Éthique n’est pas morale

Pour Aline Laborit, en hommage amical

   L’on s’accorde, dans le sillage de Paul Ricœur, à établir une distinction entre morale et éthique, entre la région de la loi et de la norme, et celle du dynamisme ou du sens qui anime le procès d’humanisation à l’œuvre dans l’agir humain. Cette distinction entre éthique et morale libère de l’enfermement des contraintes du devoir, et de ne devoir faire que ce qu’on a bien le droit de faire !
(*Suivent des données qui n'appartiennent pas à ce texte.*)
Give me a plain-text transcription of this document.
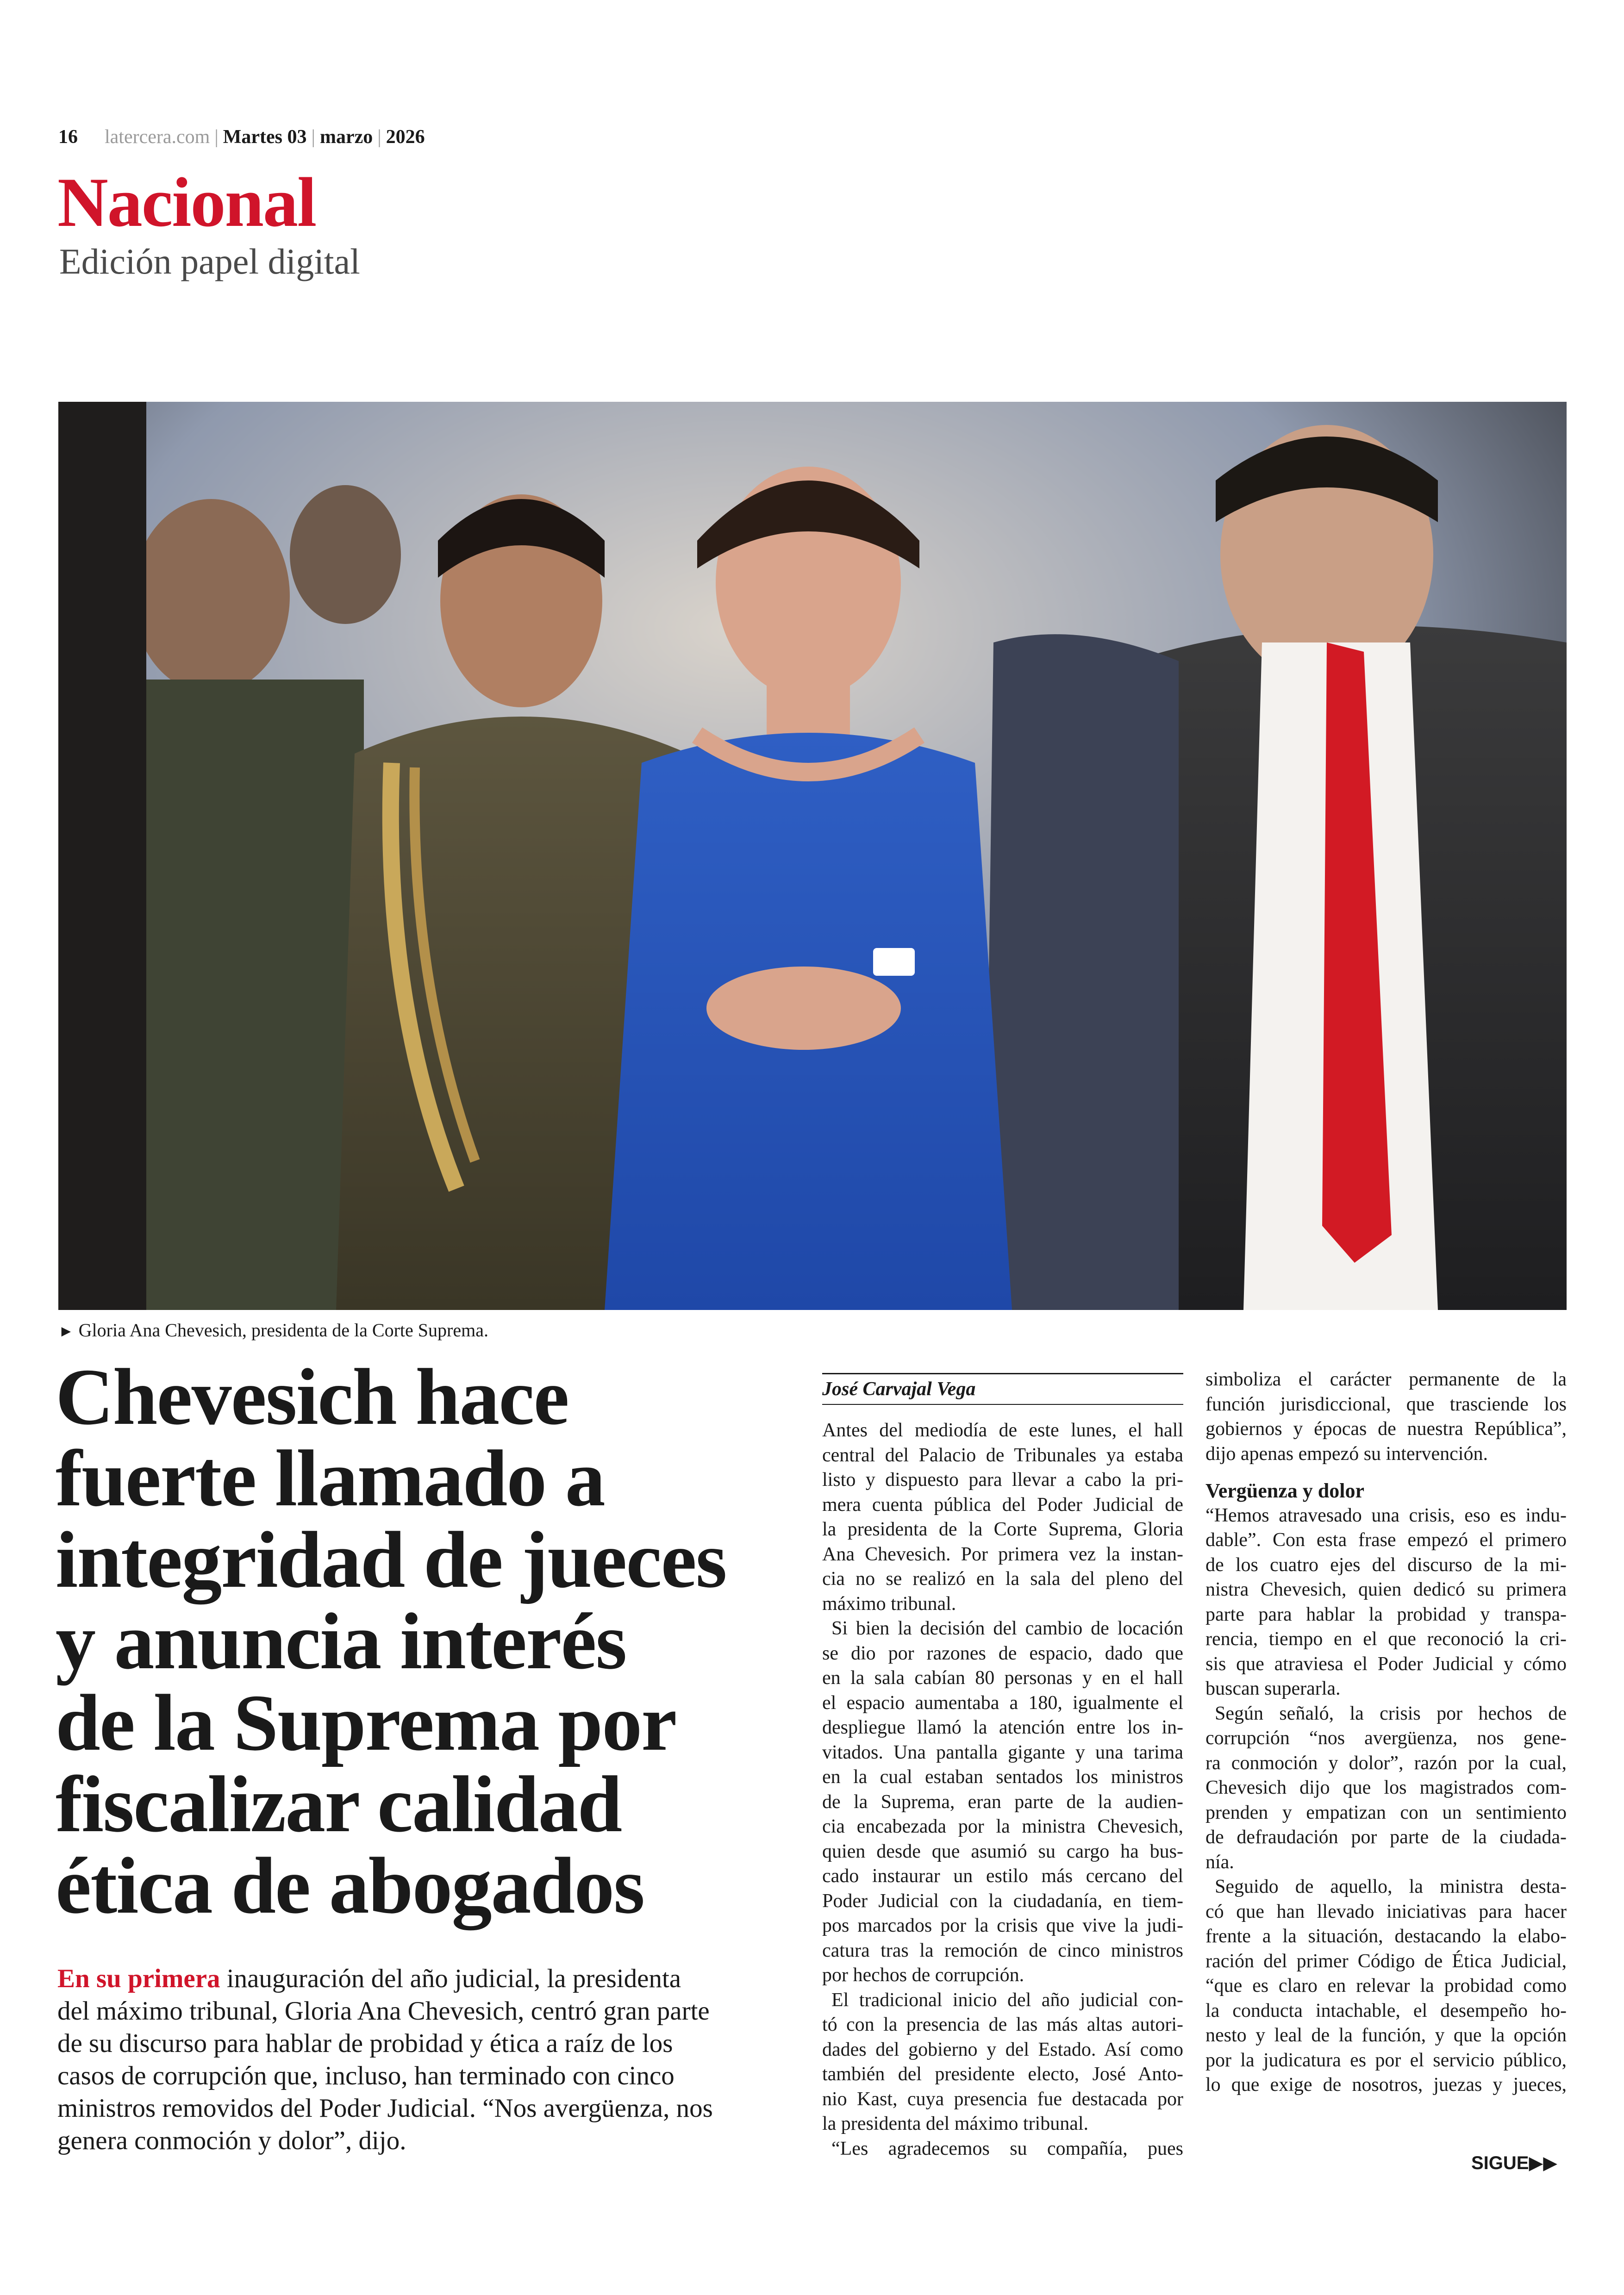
16 latercera.com | Martes 03 | marzo | 2026
Nacional
Edición papel digital
► Gloria Ana Chevesich, presidenta de la Corte Suprema.
Chevesich hace
fuerte llamado a
integridad de jueces
y anuncia interés
de la Suprema por
fiscalizar calidad
ética de abogados
En su primera inauguración del año judicial, la presidenta
del máximo tribunal, Gloria Ana Chevesich, centró gran parte
de su discurso para hablar de probidad y ética a raíz de los
casos de corrupción que, incluso, han terminado con cinco
ministros removidos del Poder Judicial. “Nos avergüenza, nos
genera conmoción y dolor”, dijo.
José Carvajal Vega
Antes del mediodía de este lunes, el hall
central del Palacio de Tribunales ya estaba
listo y dispuesto para llevar a cabo la pri-
mera cuenta pública del Poder Judicial de
la presidenta de la Corte Suprema, Gloria
Ana Chevesich. Por primera vez la instan-
cia no se realizó en la sala del pleno del
máximo tribunal.
Si bien la decisión del cambio de locación
se dio por razones de espacio, dado que
en la sala cabían 80 personas y en el hall
el espacio aumentaba a 180, igualmente el
despliegue llamó la atención entre los in-
vitados. Una pantalla gigante y una tarima
en la cual estaban sentados los ministros
de la Suprema, eran parte de la audien-
cia encabezada por la ministra Chevesich,
quien desde que asumió su cargo ha bus-
cado instaurar un estilo más cercano del
Poder Judicial con la ciudadanía, en tiem-
pos marcados por la crisis que vive la judi-
catura tras la remoción de cinco ministros
por hechos de corrupción.
El tradicional inicio del año judicial con-
tó con la presencia de las más altas autori-
dades del gobierno y del Estado. Así como
también del presidente electo, José Anto-
nio Kast, cuya presencia fue destacada por
la presidenta del máximo tribunal.
“Les agradecemos su compañía, pues
simboliza el carácter permanente de la
función jurisdiccional, que trasciende los
gobiernos y épocas de nuestra República”,
dijo apenas empezó su intervención.
Vergüenza y dolor
“Hemos atravesado una crisis, eso es indu-
dable”. Con esta frase empezó el primero
de los cuatro ejes del discurso de la mi-
nistra Chevesich, quien dedicó su primera
parte para hablar la probidad y transpa-
rencia, tiempo en el que reconoció la cri-
sis que atraviesa el Poder Judicial y cómo
buscan superarla.
Según señaló, la crisis por hechos de
corrupción “nos avergüenza, nos gene-
ra conmoción y dolor”, razón por la cual,
Chevesich dijo que los magistrados com-
prenden y empatizan con un sentimiento
de defraudación por parte de la ciudada-
nía.
Seguido de aquello, la ministra desta-
có que han llevado iniciativas para hacer
frente a la situación, destacando la elabo-
ración del primer Código de Ética Judicial,
“que es claro en relevar la probidad como
la conducta intachable, el desempeño ho-
nesto y leal de la función, y que la opción
por la judicatura es por el servicio público,
lo que exige de nosotros, juezas y jueces,
SIGUE▶▶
Il faut noter qu’on se situe entre deux perspectives, celle de Ricœur qui définit l’éthique comme la visée d’une vie bonne, avec et pour les autres dans des institutions justes, et celle d’Emmanuel Lévinas qui identifie la responsabilité originaire avec la relation au Visage d’Autrui. « Chaque visage, écrit Lévinas, est l’Horeb d’où procède la voix qui interdit le meurtre. » Dans les deux cas il faut passer par l’épreuve de la norme et de ses déterminations objectives, avec leurs contraintes, remarquait René Simon.

Cette distinction invite à la dynamique autonome, et marque la complémentarité entre deux héritages : l’héritage kantien, où la morale est définie par le caractère d'obligation de la loi, ce qui donne à la morale sa caractéristique obligatoire, marquée par des règles, des obligations, des interdictions. Ainsi la morale est-elle caractérisée par deux choses à la fois : elle doit pouvoir s'adresser à tout le monde, c'est son exigence d'universalité, et tout le monde ne peut pas faire n'importe quoi, c'est sa caractéristique d'effet de contrainte.